Di sana, Merdi tidak sekadar mempelajari motif dan bahan-bahan tekstil alami, melainkan turut membersamai komunitas pengrajin dan penganyam, terutama kalangan perempuan, untuk mengolah dan mengembangkan produk alam setempat demi meningkatkan kesejahteraan ekonomi mereka.

The Flying Cloth

Penampilan koleksi busana tradisional kebaya dalam pameran The Flying Cloth pada 15 November 2024. FOTO/The Flying Cloth

Semangat Keberlanjutan dan Cinta Lingkungan

Sebagai desainer tekstil yang mendukung pelestarian lingkungan, Merdi berkomitmen untuk terus mengeksplorasi bahan-bahan alami dalam pengolahan tekstil.

Mardi menyaksikan sendiri bagaimana dampak negatif tekstil berbahan kimia mencemari aliran air karena dibuang ke selokan.

Kejadian itu ditemuinya pada 2008 silam di empat kabupaten di Sumatra Utara, yaitu Toba, Samosir, Tapanuli Utara, Tapanuli Selatan.

Mardi kemudian berkolaborasi dengan produsen serat tencel, Lenzing, untuk merevitalisasi kain tradisional Batak, Ulos, agar menjadi lebih ramah lingkungan.

Merdi pun semakin fokus pada pemanfaatan benang kapas, sutra, dan pewarna alami dari tanaman endemik.

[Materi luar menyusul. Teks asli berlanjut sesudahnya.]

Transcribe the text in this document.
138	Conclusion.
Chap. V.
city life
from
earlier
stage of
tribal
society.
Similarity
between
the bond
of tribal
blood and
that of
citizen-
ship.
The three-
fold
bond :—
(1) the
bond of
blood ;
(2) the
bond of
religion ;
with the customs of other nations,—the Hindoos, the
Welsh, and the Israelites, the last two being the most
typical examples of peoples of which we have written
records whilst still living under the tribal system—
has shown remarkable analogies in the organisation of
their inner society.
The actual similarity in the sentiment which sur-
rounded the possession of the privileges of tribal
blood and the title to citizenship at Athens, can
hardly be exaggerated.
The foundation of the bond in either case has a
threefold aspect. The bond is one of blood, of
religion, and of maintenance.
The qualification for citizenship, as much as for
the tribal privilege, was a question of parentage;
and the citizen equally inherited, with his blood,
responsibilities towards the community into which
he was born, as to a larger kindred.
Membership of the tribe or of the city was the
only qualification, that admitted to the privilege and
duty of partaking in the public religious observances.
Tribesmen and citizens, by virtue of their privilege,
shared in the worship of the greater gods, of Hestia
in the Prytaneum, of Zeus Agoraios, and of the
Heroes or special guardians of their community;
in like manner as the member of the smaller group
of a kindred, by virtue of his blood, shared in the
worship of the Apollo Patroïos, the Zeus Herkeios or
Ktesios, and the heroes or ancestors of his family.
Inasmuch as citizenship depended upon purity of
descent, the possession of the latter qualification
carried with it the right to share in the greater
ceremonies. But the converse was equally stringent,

Ketika bicara tentang sustainable fashion atau fesyen berkelanjutan, Merdi mengingatkan bahwa kita tidak perlu melulu bergantung pada bahan-bahan yang terlihat canggih, baru, mahal, atau diimpor.

Sampah sisa dapur rumah tangga, sesederhana kunyit atau kulit bawang merah, juga dapat dimanfaatkan sebagai pewarnaan alami untuk kain.

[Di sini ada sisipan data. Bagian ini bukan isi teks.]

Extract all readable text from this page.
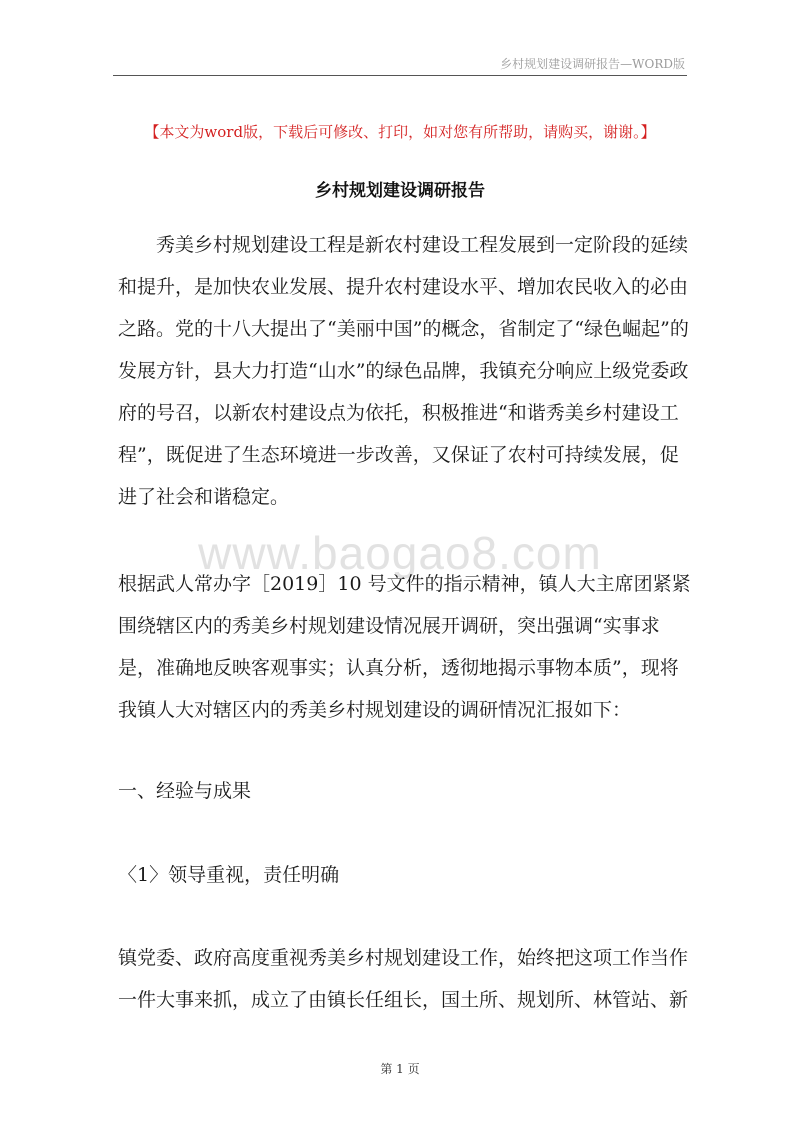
乡村规划建设调研报告—WORD版
【本文为word版，下载后可修改、打印，如对您有所帮助，请购买，谢谢。】
乡村规划建设调研报告
秀美乡村规划建设工程是新农村建设工程发展到一定阶段的延续和提升，是加快农业发展、提升农村建设水平、增加农民收入的必由之路。党的十八大提出了“美丽中国”的概念，省制定了“绿色崛起”的发展方针，县大力打造“山水”的绿色品牌，我镇充分响应上级党委政府的号召，以新农村建设点为依托，积极推进“和谐秀美乡村建设工程”，既促进了生态环境进一步改善，又保证了农村可持续发展，促进了社会和谐稳定。
www.baogao8.com
根据武人常办字［2019］10 号文件的指示精神，镇人大主席团紧紧围绕辖区内的秀美乡村规划建设情况展开调研，突出强调“实事求是，准确地反映客观事实；认真分析，透彻地揭示事物本质”，现将我镇人大对辖区内的秀美乡村规划建设的调研情况汇报如下：
一、经验与成果
〈1〉领导重视，责任明确
镇党委、政府高度重视秀美乡村规划建设工作，始终把这项工作当作一件大事来抓，成立了由镇长任组长，国土所、规划所、林管站、新
第 1 页
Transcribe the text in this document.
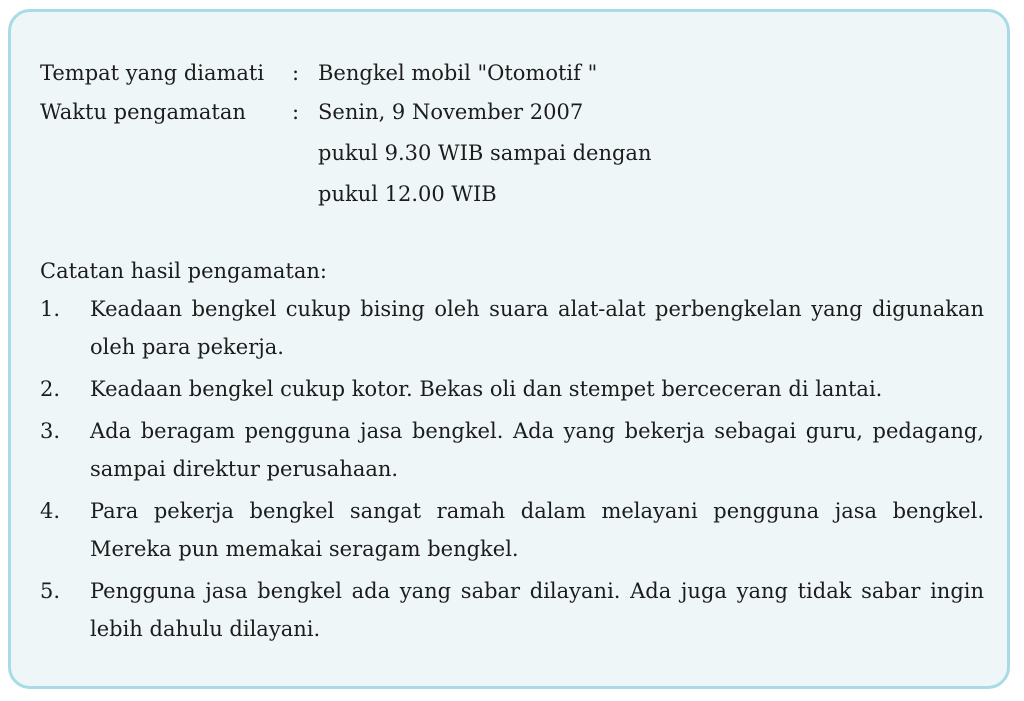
Tempat yang diamati : Bengkel mobil "Otomotif "
Waktu pengamatan : Senin, 9 November 2007
pukul 9.30 WIB sampai dengan
pukul 12.00 WIB
Catatan hasil pengamatan:
1. Keadaan bengkel cukup bising oleh suara alat-alat perbengkelan yang digunakan
oleh para pekerja.
2. Keadaan bengkel cukup kotor. Bekas oli dan stempet berceceran di lantai.
3. Ada beragam pengguna jasa bengkel. Ada yang bekerja sebagai guru, pedagang,
sampai direktur perusahaan.
4. Para pekerja bengkel sangat ramah dalam melayani pengguna jasa bengkel.
Mereka pun memakai seragam bengkel.
5. Pengguna jasa bengkel ada yang sabar dilayani. Ada juga yang tidak sabar ingin
lebih dahulu dilayani.
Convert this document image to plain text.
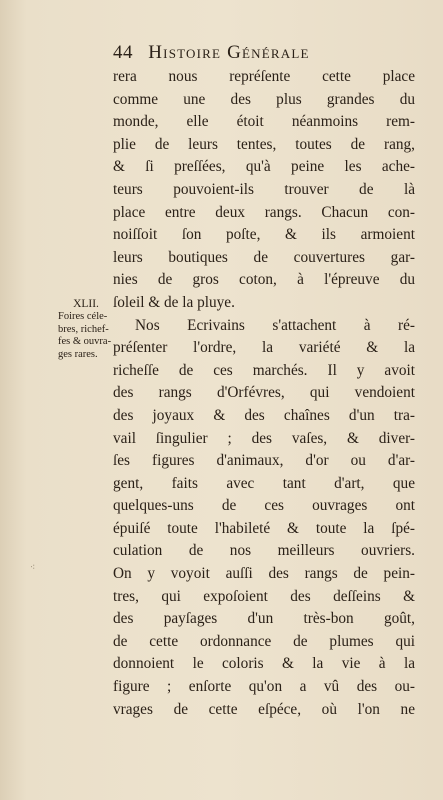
44 Histoire Générale
rera nous repréſente cette place
comme une des plus grandes du
monde, elle étoit néanmoins rem-
plie de leurs tentes, toutes de rang,
& ſi preſſées, qu'à peine les ache-
teurs pouvoient-ils trouver de là
place entre deux rangs. Chacun con-
noiſſoit ſon poſte, & ils armoient
leurs boutiques de couvertures gar-
nies de gros coton, à l'épreuve du
ſoleil & de la pluye.
Nos Ecrivains s'attachent à ré-
préſenter l'ordre, la variété & la
richeſſe de ces marchés. Il y avoit
des rangs d'Orfévres, qui vendoient
des joyaux & des chaînes d'un tra-
vail ſingulier ; des vaſes, & diver-
ſes figures d'animaux, d'or ou d'ar-
gent, faits avec tant d'art, que
quelques-uns de ces ouvrages ont
épuiſé toute l'habileté & toute la ſpé-
culation de nos meilleurs ouvriers.
On y voyoit auſſi des rangs de pein-
tres, qui expoſoient des deſſeins &
des payſages d'un très-bon goût,
de cette ordonnance de plumes qui
donnoient le coloris & la vie à la
figure ; enſorte qu'on a vû des ou-
vrages de cette eſpéce, où l'on ne
XLII.
Foires céle-
bres, richef-
fes & ouvra-
ges rares.
⁖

Merdi melanjutkan, “Di dalam sustainable fashion, ada yang namanya circular fashion. Semua kembali ke bumi. Dan itu jugalah bagian dari circular economy, ketika semua akhirnya akan menjadi penambahan nilai ekonomi.”

Sustainable fashion bukan sekadar kain, apalagi terbatas pada kain tenun.

Merdi tegaskan, bahan baku benang-benang tenun kebanyakan didatangkan ke Indonesia oleh kapal-kapal kontainer berbahan bakar fosil yang menyumbang karbon tinggi.

Simangulampe Merdi Sihombing x Humbang Kriya

Pagelaran “Simangulampe” Merdi Sihombing x Humbang Kriya, hasil kerja sama sang desainer dengan UMKM binaan Rumah Kreatif Sinar Mas, Humbang Kriya. FOTO/The Flying Cloth

Menurut Merdi, sudah waktunya kita mulai beralih pada budidaya tanaman serat di dalam negeri, tidak masalah apabila dimulai dari skala kecil dahulu.

“Karena kita kaya. Serat-serat alam kita banyak, ada rami, kenaf, nanas, bambu, wool, kapas juga.”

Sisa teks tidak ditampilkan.